Symbole de l'injustice coloniale, le meurtre de sang-froid des tirailleurs sera le centre des débats à l'Assemblée nationale française le 4 novembre. En effet, des associations françaises et des élus ont publié une tribune qui est sur la table de la présidente de l'hémicycle française, Yael Braun Pivet, pour demander justice et reconnaissance officielle du massacre perpétré par le colon français le 1er décembre 1944.
Une tribune qui vient à son heure. Même si c'est 80 ans après le massacre de Thiaroye, les choses vont bouger à l'Assemblée nationale Française. A l'initiative d'une dizaine d'associations et de plusieurs élus français, une tribune a été lancée pour un appel à signature dont l'objet porte sur la reconnaissance officielle et la condamnation du massacre des tirailleurs sénégalais à Thiaroye, le 1er décembre 1944. "Certains combats n’ont ni couleur politique ni nationalité. Ils relient les frontières illusoires qui prétendent séparer les peuples et leurs aspirations. Portée par la société civile africaine et diasporique, la revendication de Vérité et de Justice, à la suite de nombreuses mobilisations et procédures, a permis la requalification de ce mensonge d’Etat", note le document dont nous avons obtenu copie. La tribune rappelle que le 18 juin 2024, l'État Français a annoncé l'octroi de la mention «Mort pour la France» à six tirailleurs sénégalais (quatre Sénégalais, un Ivoirien et un Burkinabè) tués lors du massacre de Thiaroye.
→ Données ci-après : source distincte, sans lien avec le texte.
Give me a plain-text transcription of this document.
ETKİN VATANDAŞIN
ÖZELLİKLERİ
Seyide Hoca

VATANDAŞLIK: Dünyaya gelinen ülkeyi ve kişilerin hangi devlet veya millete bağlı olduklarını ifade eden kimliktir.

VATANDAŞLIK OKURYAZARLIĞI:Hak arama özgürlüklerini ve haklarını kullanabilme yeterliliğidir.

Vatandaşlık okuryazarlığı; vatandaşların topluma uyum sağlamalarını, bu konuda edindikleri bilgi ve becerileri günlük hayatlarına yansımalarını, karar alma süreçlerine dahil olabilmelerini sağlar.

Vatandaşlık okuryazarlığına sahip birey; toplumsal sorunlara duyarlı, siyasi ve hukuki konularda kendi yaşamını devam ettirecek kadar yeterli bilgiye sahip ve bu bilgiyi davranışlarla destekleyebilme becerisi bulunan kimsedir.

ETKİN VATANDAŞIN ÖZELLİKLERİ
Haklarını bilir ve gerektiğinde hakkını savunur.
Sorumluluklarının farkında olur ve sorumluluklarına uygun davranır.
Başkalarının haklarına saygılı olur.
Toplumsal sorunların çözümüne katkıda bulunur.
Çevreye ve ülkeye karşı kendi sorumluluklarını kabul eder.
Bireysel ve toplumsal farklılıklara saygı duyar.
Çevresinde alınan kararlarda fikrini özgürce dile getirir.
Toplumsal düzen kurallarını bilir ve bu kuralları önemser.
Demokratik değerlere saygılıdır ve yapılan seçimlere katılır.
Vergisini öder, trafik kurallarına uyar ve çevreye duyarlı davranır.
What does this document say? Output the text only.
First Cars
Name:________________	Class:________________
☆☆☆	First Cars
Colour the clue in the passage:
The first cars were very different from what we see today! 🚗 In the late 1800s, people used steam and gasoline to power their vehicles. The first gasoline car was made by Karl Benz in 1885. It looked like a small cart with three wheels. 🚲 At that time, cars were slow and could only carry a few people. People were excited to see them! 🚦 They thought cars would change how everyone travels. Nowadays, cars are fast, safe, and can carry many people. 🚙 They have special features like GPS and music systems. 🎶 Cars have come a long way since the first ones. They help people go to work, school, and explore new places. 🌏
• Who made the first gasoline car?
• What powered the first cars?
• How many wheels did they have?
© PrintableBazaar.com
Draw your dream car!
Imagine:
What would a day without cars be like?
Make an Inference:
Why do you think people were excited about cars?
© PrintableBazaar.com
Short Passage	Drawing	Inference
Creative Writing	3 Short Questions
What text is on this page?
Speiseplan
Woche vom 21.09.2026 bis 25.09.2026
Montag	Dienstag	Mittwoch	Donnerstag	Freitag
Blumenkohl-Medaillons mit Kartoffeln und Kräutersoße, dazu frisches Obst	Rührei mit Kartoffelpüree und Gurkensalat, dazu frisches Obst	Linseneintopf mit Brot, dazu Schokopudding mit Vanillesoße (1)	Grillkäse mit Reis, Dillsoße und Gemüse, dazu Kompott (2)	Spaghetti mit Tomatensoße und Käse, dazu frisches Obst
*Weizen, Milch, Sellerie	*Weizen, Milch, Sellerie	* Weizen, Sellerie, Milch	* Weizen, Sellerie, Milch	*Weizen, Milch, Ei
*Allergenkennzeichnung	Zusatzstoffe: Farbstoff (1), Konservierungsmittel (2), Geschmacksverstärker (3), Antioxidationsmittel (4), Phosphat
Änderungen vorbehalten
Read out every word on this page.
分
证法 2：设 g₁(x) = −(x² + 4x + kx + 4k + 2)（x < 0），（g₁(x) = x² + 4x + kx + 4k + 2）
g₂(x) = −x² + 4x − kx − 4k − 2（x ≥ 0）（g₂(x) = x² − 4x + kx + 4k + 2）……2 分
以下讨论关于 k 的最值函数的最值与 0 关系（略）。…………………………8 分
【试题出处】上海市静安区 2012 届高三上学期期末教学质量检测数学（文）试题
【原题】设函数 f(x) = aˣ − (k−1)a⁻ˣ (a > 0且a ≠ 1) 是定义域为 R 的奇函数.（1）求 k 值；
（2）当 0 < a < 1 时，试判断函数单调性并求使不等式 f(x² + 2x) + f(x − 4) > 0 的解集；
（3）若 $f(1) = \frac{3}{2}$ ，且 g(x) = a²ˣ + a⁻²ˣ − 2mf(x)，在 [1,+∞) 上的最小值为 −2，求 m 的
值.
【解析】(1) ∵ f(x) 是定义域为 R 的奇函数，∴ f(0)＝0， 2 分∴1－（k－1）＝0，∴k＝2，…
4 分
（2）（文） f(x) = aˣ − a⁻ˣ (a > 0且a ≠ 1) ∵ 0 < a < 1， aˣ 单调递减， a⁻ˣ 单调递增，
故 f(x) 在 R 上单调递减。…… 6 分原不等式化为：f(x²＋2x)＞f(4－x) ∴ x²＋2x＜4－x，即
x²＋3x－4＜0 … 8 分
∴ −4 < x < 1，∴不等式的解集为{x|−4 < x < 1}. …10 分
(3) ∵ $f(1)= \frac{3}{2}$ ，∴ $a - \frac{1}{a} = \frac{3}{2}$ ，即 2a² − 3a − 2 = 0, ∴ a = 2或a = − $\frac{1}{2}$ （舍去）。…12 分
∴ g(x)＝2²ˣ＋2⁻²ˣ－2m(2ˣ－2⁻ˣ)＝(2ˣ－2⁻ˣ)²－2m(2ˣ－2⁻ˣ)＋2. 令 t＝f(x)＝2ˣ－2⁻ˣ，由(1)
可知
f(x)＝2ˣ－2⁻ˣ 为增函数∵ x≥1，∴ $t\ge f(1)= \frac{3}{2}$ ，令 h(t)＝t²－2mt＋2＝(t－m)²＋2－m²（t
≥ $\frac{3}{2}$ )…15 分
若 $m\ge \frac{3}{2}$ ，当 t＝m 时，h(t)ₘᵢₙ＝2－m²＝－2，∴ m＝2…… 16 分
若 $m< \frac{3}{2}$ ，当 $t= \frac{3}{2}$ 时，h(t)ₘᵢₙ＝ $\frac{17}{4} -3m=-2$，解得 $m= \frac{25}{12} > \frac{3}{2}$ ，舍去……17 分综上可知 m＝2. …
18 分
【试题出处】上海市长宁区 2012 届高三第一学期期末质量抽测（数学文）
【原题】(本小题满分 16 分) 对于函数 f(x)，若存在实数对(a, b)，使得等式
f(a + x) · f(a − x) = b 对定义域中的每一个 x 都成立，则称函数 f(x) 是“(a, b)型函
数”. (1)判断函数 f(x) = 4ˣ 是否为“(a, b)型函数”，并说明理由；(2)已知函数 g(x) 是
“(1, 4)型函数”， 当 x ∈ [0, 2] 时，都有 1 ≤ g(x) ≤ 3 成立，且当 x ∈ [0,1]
Pour la condamnation solennelle par la représentation nationale, avec procès en révision
Seulement, cette mention ne suffit pas aux yeux des élus français qui portent cette tribune. "Dans un contexte où la voix de la France est de plus en plus contestée par la jeunesse africaine, à l’occasion du 80e anniversaire de la Libération de la France et du drame de Thiaroye, nous demandons une reconnaissance officielle de cette tragédie emblématique des relations postcoloniales", disent-ils. Ainsi, les élus et associations françaises soulignent que la condamnation solennelle par la représentation nationale du massacre des tirailleurs sénégalais à Thiaroye le 1er décembre 1944, avec procès en révision diligenté par le garde des Sceaux et réparation aux descendants, est nécessaire pour mettre fin à la situation indigne qui perdure depuis trop longtemps et condamne des centaines de milliers de nos concitoyens, Français et Africains, à la relégation mémorielle.
Conférence-Plaidoyer en présence d’historiens, d’avocats… le 4 novembre prochain
"Cette initiative vise également à inscrire une journée de commémoration du massacre du 1er décembre 1944 à l’agenda des journées officielles et cérémonies nationales. Elle vise enfin à soutenir l’approfondissement du travail conjoint d’analyse de l’histoire commune avec les pays africains concernés afin d’accompagner l’aspiration de nos peuples à des relations bilatérales fondées sur la vérité et la justice", lit-on dans la tribune sur la table de la présidente de l'Assemblée nationale française. D'ailleurs, elle a acté que le lundi 4 novembre, à 15h, se tient, à l'Assemblée nationale, une Conférence-Plaidoyer en compagnie d’historiens, d’avocats, de parlementaires français et des représentations diplomatiques des pays africains concernés. Exactement 80 ans après l’embarquement à Morlaix, le 4 novembre 1944, des tirailleurs pour le Sénégal. "Face à l’urgence d’une géopolitique mémorielle respectueuse de la vérité coloniale et des exigences de réparation qui se lèvent en Afrique et en France, nous, associations, acteurs de la société civile et parlementaires, appelons d’une seule voix à la reconnaissance officielle et à la condamnation du massacre des tirailleurs sénégalais à Thiaroye le 1er décembre 1944", exigent les porteurs de la tribune.
Pour rappel, le 1er décembre 1944, des dizaines de tirailleurs sénégalais, trente-cinq soldats, selon la version officielle, plusieurs centaines, selon certains historiens, ont été exécutés sur ordre d’officiers de l’armée française au camp de Thiaroye. Présentés comme des « mutins », ces ex-prisonniers de guerre, originaires des anciennes colonies françaises d’Afrique de l’Ouest, réclamaient les rappels de solde. 34 tirailleurs seront jugés les 5 et 6 mars 1945 et condamnés à des peines allant jusqu'à 10 ans de prison et dégradation militaire.
Le 1er décembre 2014, François Hollande, en visite au Sénégal, a prononcé un discours dans l’enceinte du cimetière militaire du Camp de Thiaroye, dans lequel il reconnaît la faute de la France dans la fusillade qui a coûté la vie et remet les archives numérisées à l’État sénégalais suivant sa promesse de 2012. En évoquant «la répression sanglante», il n'a pas reconnu le massacre.